Ainsi, notre temps présent ne doit pas être vécu dans le divertissement avec le principe du carpe diem, encore moins dans la peur du lendemain, car à chaque jour suffit sa peine, dit le Seigneur. Le chrétien est appelé à vivre dans l'anticipation du bonheur que le Seigneur lui-même promet aux serviteurs fidèles et prudents.
Le salut comme don de Dieu nous rejoint en vivant dans la joie au milieu des contradictions inévitables de notre monde qui passe. Le sens du temps présent — comme le présent du passé (le souvenir), le présent du présent (l'action) et le présent du futur (attente) — s'il est vécu dans la communion avec le Christ et le prochain, réalise déjà le non-encore et notre devoir-être.

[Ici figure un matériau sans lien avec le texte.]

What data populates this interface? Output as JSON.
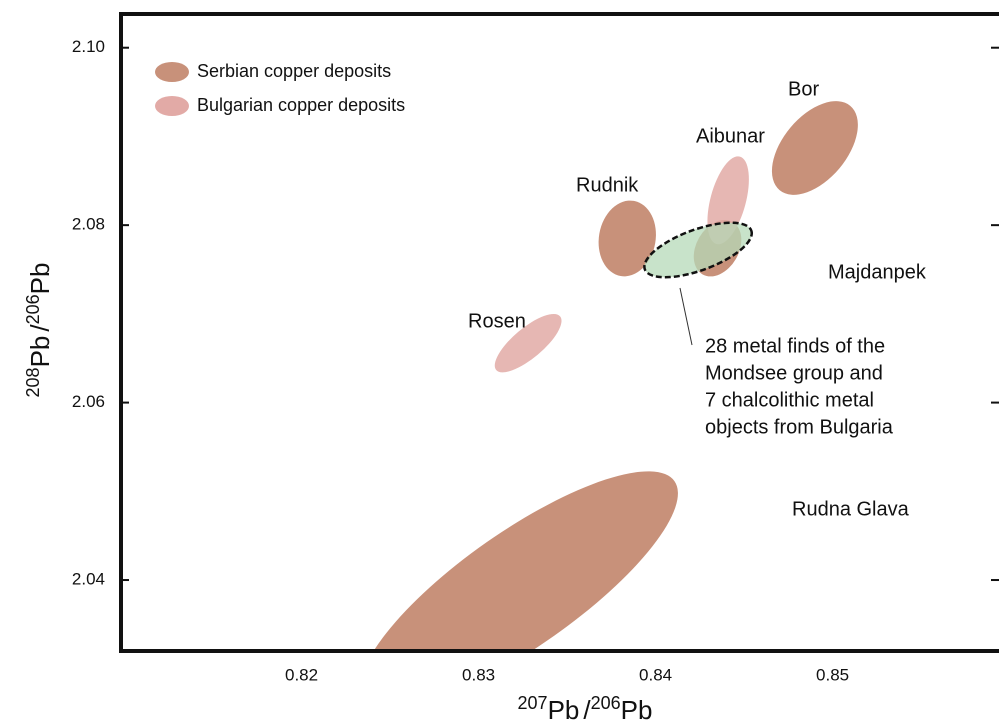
{
  "chart_data": {
    "type": "region",
    "x_label": {
      "parts": [
        "207",
        "Pb",
        "/",
        "206",
        "Pb"
      ]
    },
    "y_label": {
      "parts": [
        "208",
        "Pb",
        "/",
        "206",
        "Pb"
      ]
    },
    "xlim": [
      0.8098,
      0.8594
    ],
    "xticks": [
      0.82,
      0.83,
      0.84,
      0.85
    ],
    "ylim": [
      2.032,
      2.1038
    ],
    "yticks": [
      {
        "value": 2.1,
        "label": "2.10"
      },
      2.08,
      2.06,
      2.04
    ],
    "series": [
      {
        "name": "Serbian copper deposits",
        "color": "#c8917a",
        "regions": [
          {
            "label": "Bor",
            "cx": 0.849,
            "cy": 2.0887,
            "rx": 0.0018,
            "ry": 0.0062,
            "rotation": 40
          },
          {
            "label": "Rudnik",
            "cx": 0.8384,
            "cy": 2.0785,
            "rx": 0.0016,
            "ry": 0.0043,
            "rotation": 10
          },
          {
            "label": "Majdanpek",
            "cx": 0.8435,
            "cy": 2.0774,
            "rx": 0.0012,
            "ry": 0.0034,
            "rotation": 30
          },
          {
            "label": "Rudna Glava",
            "cx": 0.8323,
            "cy": 2.0389,
            "rx": 0.0107,
            "ry": 0.0065,
            "rotation": -35
          }
        ]
      },
      {
        "name": "Bulgarian copper deposits",
        "color": "#e2aaa6",
        "regions": [
          {
            "label": "Aibunar",
            "cx": 0.8441,
            "cy": 2.0828,
            "rx": 0.001,
            "ry": 0.0051,
            "rotation": 15
          },
          {
            "label": "Rosen",
            "cx": 0.8328,
            "cy": 2.0667,
            "rx": 0.00085,
            "ry": 0.0047,
            "rotation": 50
          }
        ]
      }
    ],
    "highlight": {
      "lines": [
        "28 metal finds of the",
        "Mondsee group and",
        "7 chalcolithic metal",
        "objects from Bulgaria"
      ],
      "color": "#b5d9b8",
      "cx": 0.8424,
      "cy": 2.0772,
      "rx": 0.0032,
      "ry": 0.0023,
      "rotation": -20
    }
  }
}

Il nous permet aussi de regarder l'avenir avec sérénité. L'attention au temps présent implique donc la nourriture constante du pain de la parole et du pain eucharistique, pour devenir la parole vivante et le pain rompu pour les autres par le processus de l'assimilation.
L'attention au temps présent sans peur et sans angoisse envers l'incertitude de l'avenir est la « sainte inquiétude » que nous devons cultiver chaque jour, selon saint Augustin (Conf. I, XI).
4. PRIÈRE POUR LE DON DE FIDÉLITÉ DANS LES ÉPREUVES
Seigneur Jésus, nous te rendons grâce et nous te bénissons. Sans toi, nous perdons la boussole de la vie en errant hors du chemin. Accorde-nous ton Esprit de force et d'amour pour qu'au milieu des épreuves de ce monde, nous restions inébranlables. Donne-nous la grâce de passer par la porte étroite qui mène à la vie, en renonçant à tout ce qui nous sépare de toi. Donne-nous la liberté du cœur et l'esprit de discernement pour opter de te suivre, afin de nous établir là où se trouvent les vraies joies. Amen.
Bon dimanche, frères et sœurs.
Paix et joie dans nos cœurs et dans le monde.
Ton frère
Abbé Ferdinand Nindorera
Bon dimanche, frères et sœurs.
Paix et joie dans nos cœurs et dans le monde.